Justin: İzleyicinin özellikle belli bir hissiyat içerisine girmesi amacını taşımıyor, öyle bir öncelikleri yok. Bizim yarattığımız odalar enstalasyonların içinde, aslında izleyicinin çıktıktan sonra da daha fazla detaylara dikkat etmesini istiyoruz.

Johan: Düşünün, izleyici bir odadan başka bir odaya farklı bir geçiş yoluyla geçiyor ve o anda düşünmeye başlıyor. Burası ve burayı yapan nedir diye. Detayları fark etmeye başlıyor o odadan çıktıktan sonra… Bunu, izleyici hayatına taşıyabilir ya da hayatını yönlendirebilir. Burası bir sanat galerisi ve duygusal bir anlam da yönlendirme taşımıyor. Tamamen sanat bu ve belirsiz bir psikoloji taşıyor.

 

sanatatak: Her mekanda farklılaşan isler aynı zamanda. İstanbul size neler düşündürdü? Buradaki islerinize nasıl karar verdiniz? İstanbul’un enstalasyonlarınızın değişen algısına ne gibi katkısı olabilir? 

Justin: Buraya ilk defa geliyoruz. Farklı bir ülkeye gittiğinizde insanın algıları daha çok açılır ve sürekli bir ilgi toplama halinde olur.

Johan: Gittiğimiz ülkede tabi ki bilinçaltında farkında olarak ve olmayarak bir şeyleri toparlıyoruz. Bu toparladıklarımız bir sonraki enstalasyonlarımıza mutlaka yansıyacak ve katkıda bulunacaktır.

 

sanatatak: Mesela Bright White Underground, bütün bu parti ortamı, nice ayrıntılar objeler… Büyük prodüksiyon -internetten izleyebildiğim kadarıyla konuşuyorum elbette- adeta film çekmek gibi. Ama aynı zamanda çok da farklı. Size kalan nedir bunların ardından? Hem duygusal hem de fiziksel olarak soruyoruz.
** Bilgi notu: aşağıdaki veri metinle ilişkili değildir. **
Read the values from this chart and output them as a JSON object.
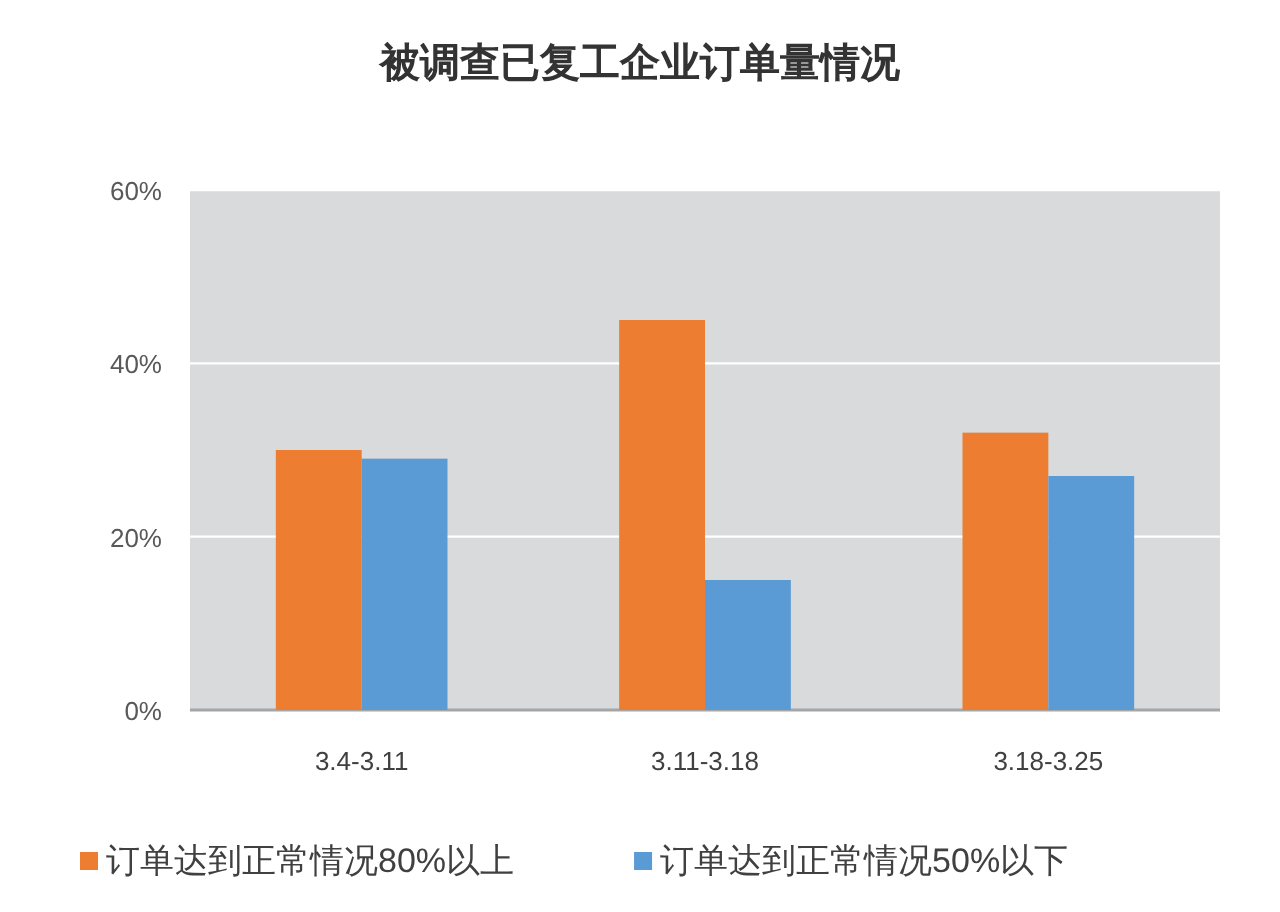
{
  "chart_data": {
    "type": "bar",
    "title": "被调查已复工企业订单量情况",
    "categories": [
      "3.4-3.11",
      "3.11-3.18",
      "3.18-3.25"
    ],
    "series": [
      {
        "name": "订单达到正常情况80%以上",
        "color": "#ed7d31",
        "values": [
          30,
          45,
          32
        ]
      },
      {
        "name": "订单达到正常情况50%以下",
        "color": "#5b9bd5",
        "values": [
          29,
          15,
          27
        ]
      }
    ],
    "ylim": [
      0,
      60
    ],
    "yticks": [
      {
        "value": 0,
        "label": "0%"
      },
      {
        "value": 20,
        "label": "20%"
      },
      {
        "value": 40,
        "label": "40%"
      },
      {
        "value": 60,
        "label": "60%"
      }
    ],
    "grid": "y",
    "legend": "bottom"
  }
}
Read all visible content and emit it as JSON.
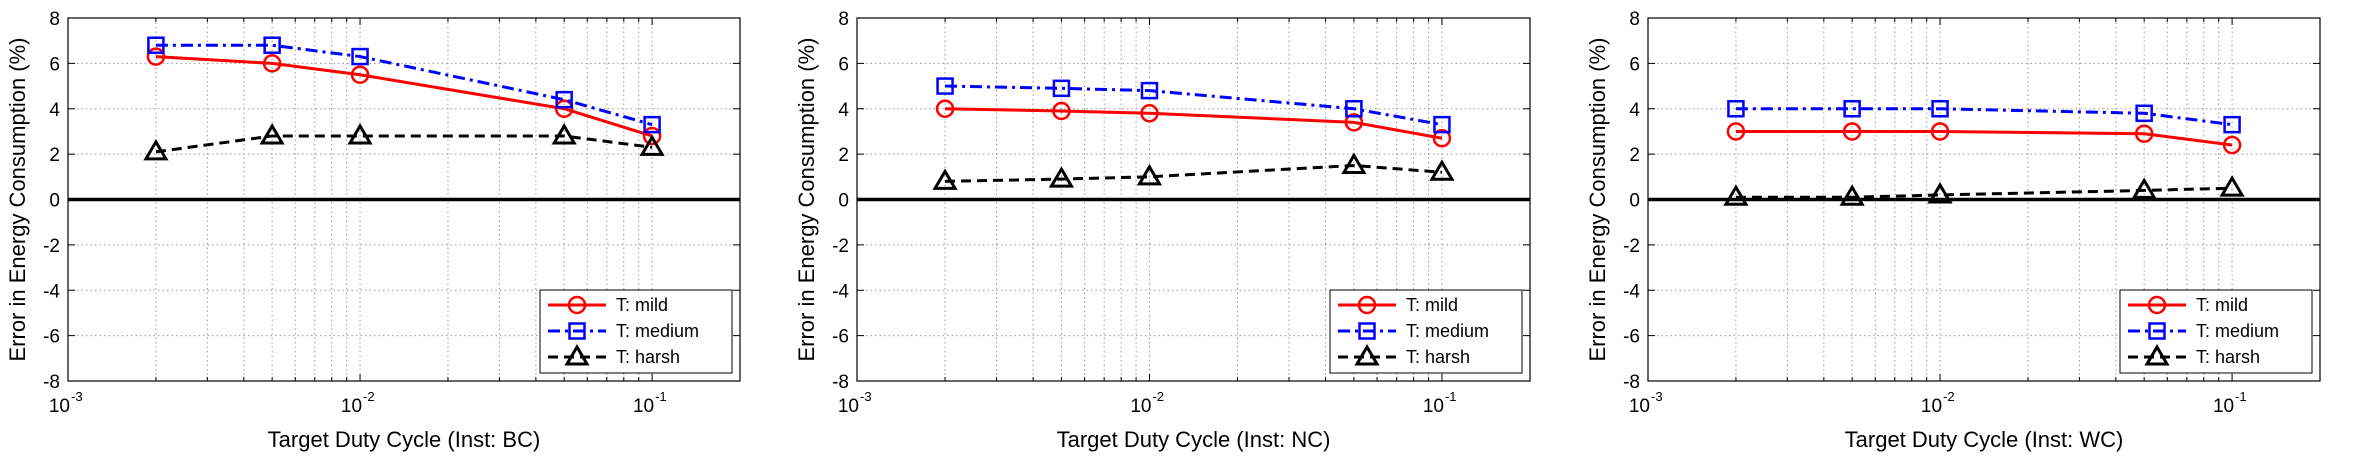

Justin: Fiziksel olarak yorgun oluyoruz ve bir daha ki proje nedir onun endişesini yaşıyoruz ama bir yandan da ne başarmak istiyorsak onu başarmış oluyoruz daha sonrasını da.

 

sanatatak: Şu paralel evren kurmak meselesini biraz detayla konuşabilir miyiz? Gerçek değil ama ona paralel olan-yani bütün üretiminiz- yarına dair bir umut mu aksine büyük bir ümitsizlik ve distopik bir melankoli bir taşıyor?

Justin: Evet, paralel evrenleri yaratıyoruz ama teoriden çok anlatılan hikaye bizi daha çok ilgilendiriyor. Hikaye anlatımının içinde hem umut hem de distopya var. İkisi bir arada, yani bu hikayede…

 

sanatatak: Son sorumuz. Siz nasıl evlerde büyüdünüz, hangi şehirlerde? İşleriniz bizde öyle bir merak uyandırdı…

Johan: İkimizde yatılı okullarda büyüdük ve hep çocukların arasındaydık. Aynı zaman da sanatla ilgili kişilerin bir arada olduğu topluluklarda da bulunduk ama sanatın bir iş olduğunu küçük yaşlarda fark ettik ve sanatçı olmayı küçük yaşlarda istedik.

Justin: Bu gerçek bir şey olabilir. Sanatçı olabilmek, yazar olabilmek hepsi mümkün olan şeylerdir. Buna inanmak, hayatlarımızı ve seçeneklerimizi etkiledi.